Crime + Punishment
Director:  Stephen Maing.
Watched on:  Hulu.
Rating:  3.5/5. 

 

You can tell that director Stephen Maing has studied his Serpico, The Conversation, and Prince of the City, those great fictional films from the ‘70s and early ‘80s that seethe with atmospheres of graft, corruption, menace, and surveillance; the sinister forces conspiring against lone heroes, the whistleblower, the watcher, the listener. I’ll remember Maing’s extremely well-made Crime + Punishment more for this authentic conjuring of those superior films than I will for the story he tells. Not so much because the story isn’t worth telling, but because he keeps telling it over and over.

The movie’s main flaw is repetition, and maybe a bit too much self-indulgence in the area of transitional pauses, those moments that most documentaries fail to register, when characters (and viewers) need to catch their breath or reflect on the story’s developments. There are also the unnecessary drone flyovers of New York precincts. These shots announce the film’s big budget, but little else. Maing clearly loves these interstitial segues. But they often suggest more of an indulgence on his part than a necessary element in the narrative flow.
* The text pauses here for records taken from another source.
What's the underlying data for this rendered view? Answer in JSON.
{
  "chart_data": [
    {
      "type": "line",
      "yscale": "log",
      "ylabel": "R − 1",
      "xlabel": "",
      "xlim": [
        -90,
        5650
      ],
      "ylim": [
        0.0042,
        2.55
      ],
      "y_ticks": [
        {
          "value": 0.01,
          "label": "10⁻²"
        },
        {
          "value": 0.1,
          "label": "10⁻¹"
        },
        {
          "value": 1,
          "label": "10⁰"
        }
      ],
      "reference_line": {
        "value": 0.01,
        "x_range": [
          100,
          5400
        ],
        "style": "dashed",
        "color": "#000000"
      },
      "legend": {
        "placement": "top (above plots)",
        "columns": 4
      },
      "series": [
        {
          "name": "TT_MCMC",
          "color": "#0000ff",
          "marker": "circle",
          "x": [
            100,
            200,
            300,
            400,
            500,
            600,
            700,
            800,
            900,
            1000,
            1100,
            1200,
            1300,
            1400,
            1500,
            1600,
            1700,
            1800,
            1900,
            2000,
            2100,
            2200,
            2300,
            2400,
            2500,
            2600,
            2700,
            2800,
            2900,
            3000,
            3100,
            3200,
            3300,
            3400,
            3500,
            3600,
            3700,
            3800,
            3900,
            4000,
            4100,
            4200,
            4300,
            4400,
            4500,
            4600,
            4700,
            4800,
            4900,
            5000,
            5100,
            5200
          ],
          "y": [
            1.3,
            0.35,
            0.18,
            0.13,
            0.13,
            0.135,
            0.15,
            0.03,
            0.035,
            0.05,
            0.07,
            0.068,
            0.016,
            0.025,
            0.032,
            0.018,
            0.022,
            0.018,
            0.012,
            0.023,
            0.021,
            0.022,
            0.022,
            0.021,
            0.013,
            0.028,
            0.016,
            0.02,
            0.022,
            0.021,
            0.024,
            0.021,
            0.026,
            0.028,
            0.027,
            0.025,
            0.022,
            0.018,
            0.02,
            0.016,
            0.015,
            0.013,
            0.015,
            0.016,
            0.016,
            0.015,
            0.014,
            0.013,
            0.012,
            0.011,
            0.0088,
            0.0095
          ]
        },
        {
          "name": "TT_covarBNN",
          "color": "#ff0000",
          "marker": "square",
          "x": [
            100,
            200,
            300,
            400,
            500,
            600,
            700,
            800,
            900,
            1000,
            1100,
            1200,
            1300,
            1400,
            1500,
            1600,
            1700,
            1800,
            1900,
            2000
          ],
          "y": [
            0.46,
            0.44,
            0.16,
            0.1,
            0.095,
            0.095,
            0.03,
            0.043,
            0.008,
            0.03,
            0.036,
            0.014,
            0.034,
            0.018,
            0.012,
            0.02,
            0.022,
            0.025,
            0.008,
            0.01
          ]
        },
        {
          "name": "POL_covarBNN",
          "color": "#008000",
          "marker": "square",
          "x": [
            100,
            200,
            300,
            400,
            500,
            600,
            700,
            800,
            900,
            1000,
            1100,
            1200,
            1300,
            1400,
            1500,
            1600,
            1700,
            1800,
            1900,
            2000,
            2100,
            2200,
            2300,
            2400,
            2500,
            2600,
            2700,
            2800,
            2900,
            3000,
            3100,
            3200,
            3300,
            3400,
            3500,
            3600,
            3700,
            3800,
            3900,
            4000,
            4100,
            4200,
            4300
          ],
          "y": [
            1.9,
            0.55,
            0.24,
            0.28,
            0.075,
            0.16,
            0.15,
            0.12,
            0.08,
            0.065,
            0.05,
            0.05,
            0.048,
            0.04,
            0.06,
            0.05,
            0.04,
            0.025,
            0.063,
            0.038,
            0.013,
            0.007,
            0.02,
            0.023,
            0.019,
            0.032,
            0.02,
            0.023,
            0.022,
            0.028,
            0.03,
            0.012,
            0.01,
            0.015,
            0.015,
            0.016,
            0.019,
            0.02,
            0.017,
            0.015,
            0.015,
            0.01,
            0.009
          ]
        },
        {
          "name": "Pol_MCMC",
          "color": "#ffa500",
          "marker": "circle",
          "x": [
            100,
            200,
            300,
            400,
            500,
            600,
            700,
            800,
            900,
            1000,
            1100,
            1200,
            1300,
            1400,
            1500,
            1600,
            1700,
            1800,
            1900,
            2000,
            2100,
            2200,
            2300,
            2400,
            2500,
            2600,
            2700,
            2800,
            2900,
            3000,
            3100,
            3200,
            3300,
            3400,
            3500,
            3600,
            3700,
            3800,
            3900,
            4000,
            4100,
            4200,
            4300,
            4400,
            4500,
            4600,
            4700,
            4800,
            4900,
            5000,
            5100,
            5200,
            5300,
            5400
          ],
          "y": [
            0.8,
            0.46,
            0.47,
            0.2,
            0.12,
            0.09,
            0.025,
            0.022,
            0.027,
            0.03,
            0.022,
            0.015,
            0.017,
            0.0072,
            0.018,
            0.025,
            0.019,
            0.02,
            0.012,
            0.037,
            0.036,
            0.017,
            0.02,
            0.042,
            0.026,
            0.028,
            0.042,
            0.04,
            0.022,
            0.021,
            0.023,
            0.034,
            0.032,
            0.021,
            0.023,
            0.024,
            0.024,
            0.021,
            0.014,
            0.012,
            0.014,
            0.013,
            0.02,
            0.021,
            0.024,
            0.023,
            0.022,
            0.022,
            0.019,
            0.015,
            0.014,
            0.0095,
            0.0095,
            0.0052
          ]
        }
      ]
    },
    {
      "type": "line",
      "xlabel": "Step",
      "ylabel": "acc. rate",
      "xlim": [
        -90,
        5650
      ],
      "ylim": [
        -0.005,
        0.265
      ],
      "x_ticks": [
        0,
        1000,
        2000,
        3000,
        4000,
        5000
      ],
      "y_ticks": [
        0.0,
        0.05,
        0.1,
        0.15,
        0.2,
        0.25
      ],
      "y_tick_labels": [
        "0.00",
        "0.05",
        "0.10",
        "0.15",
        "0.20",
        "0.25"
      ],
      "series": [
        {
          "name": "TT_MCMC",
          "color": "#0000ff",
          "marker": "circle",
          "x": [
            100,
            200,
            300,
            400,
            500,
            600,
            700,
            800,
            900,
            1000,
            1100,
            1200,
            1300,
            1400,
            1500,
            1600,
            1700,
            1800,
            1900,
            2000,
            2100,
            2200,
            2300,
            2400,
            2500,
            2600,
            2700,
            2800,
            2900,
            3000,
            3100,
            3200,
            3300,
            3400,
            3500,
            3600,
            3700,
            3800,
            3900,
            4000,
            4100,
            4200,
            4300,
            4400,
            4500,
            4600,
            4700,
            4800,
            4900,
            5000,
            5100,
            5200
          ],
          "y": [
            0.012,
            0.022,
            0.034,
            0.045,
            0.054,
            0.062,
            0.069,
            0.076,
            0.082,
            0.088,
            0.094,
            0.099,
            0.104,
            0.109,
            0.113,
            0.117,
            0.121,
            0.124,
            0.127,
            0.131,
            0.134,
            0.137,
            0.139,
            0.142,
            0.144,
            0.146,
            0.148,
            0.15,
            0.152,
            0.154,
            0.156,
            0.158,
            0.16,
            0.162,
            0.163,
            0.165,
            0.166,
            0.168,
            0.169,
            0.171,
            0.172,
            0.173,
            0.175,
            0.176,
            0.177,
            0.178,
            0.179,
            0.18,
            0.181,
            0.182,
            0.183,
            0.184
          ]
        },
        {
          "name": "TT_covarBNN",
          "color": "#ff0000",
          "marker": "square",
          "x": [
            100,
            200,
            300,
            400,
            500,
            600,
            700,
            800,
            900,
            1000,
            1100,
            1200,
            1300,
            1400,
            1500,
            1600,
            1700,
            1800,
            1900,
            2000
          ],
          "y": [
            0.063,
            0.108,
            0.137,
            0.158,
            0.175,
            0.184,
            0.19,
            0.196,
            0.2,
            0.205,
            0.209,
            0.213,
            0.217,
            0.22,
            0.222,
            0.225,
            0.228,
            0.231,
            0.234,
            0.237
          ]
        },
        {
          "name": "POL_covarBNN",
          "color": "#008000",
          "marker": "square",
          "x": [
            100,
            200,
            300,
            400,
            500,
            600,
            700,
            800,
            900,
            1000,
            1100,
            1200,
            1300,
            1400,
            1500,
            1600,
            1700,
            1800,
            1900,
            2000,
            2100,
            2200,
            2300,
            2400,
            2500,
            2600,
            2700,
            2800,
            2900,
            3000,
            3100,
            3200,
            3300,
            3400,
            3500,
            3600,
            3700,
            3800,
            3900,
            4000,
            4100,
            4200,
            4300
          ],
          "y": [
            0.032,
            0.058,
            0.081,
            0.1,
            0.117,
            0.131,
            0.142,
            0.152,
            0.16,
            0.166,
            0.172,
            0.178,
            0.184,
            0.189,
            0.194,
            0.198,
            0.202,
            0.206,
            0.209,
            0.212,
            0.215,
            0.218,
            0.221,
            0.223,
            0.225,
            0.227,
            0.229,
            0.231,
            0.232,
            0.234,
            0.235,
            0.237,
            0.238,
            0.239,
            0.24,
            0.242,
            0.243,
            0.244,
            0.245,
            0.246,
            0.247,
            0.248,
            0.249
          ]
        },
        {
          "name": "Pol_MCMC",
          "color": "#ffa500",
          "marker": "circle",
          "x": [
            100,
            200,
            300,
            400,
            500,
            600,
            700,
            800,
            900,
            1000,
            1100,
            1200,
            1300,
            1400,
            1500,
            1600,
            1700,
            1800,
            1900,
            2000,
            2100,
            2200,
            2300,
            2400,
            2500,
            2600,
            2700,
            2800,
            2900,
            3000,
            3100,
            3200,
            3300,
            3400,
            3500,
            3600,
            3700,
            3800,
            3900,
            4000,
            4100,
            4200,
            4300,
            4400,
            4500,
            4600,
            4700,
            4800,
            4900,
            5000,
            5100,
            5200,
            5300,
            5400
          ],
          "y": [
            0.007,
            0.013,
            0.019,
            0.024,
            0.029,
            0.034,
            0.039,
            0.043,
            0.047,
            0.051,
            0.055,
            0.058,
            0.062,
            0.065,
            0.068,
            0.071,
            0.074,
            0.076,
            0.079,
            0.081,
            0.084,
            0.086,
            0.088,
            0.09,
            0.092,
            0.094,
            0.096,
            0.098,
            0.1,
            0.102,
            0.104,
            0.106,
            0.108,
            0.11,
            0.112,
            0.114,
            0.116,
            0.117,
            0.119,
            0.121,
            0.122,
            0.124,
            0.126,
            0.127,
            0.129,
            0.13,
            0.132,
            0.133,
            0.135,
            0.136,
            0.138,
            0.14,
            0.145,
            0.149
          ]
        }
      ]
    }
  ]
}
He also enjoys filming drivers in their cars, framing close-ups of their hands and rearview mirrors and darting eyes, while they talk in voice-over or aloud to the ride-along cameraman. And he relies a lot on hidden microphone audio, which gives the film a sense of low-grade danger. But as audacious and revealing much of it is, it’s also excessive, a little too pleased with itself. I think Maing could have cut his 112 minute movie down to 90 minutes, and it would have been even more absorbing.

Having said all this, Crime + Punishment is still without a doubt a potent film. It tells the story of the NYPD 12, a group of black and Latino cops rebelling against the police department’s supposedly discontinued quota system for arrests and summons, a system that targets citizens of color–often the same ones repeatedly–for either minor or non-existent crimes, forcing them to pay outsized fees to have their cases dismissed. The whistleblowers are ostracized, punished, and denied promotions; while the department and its chiefs and executives, including Mayor Bill de Blasio, publicly claim the department no longer has a quota system.

Maing proves them wrong. Through his hidden microphone and camera footage and his strategy of embedding with targeted cops, he reveals systemic, under-the-radar corruption. It’s powerful stuff, but it loses some of its edge when the same things keep happening again and again. The film’s best character, a crusading and road-tested private investigator, is the most galvanizing presence, and I wondered how the film would have fared had it been mostly about him.

Crime + Punishment is still terrific documentary filmmaking. It’s also a solid piece of journalism that ultimately overcomes its stylistic immoderations.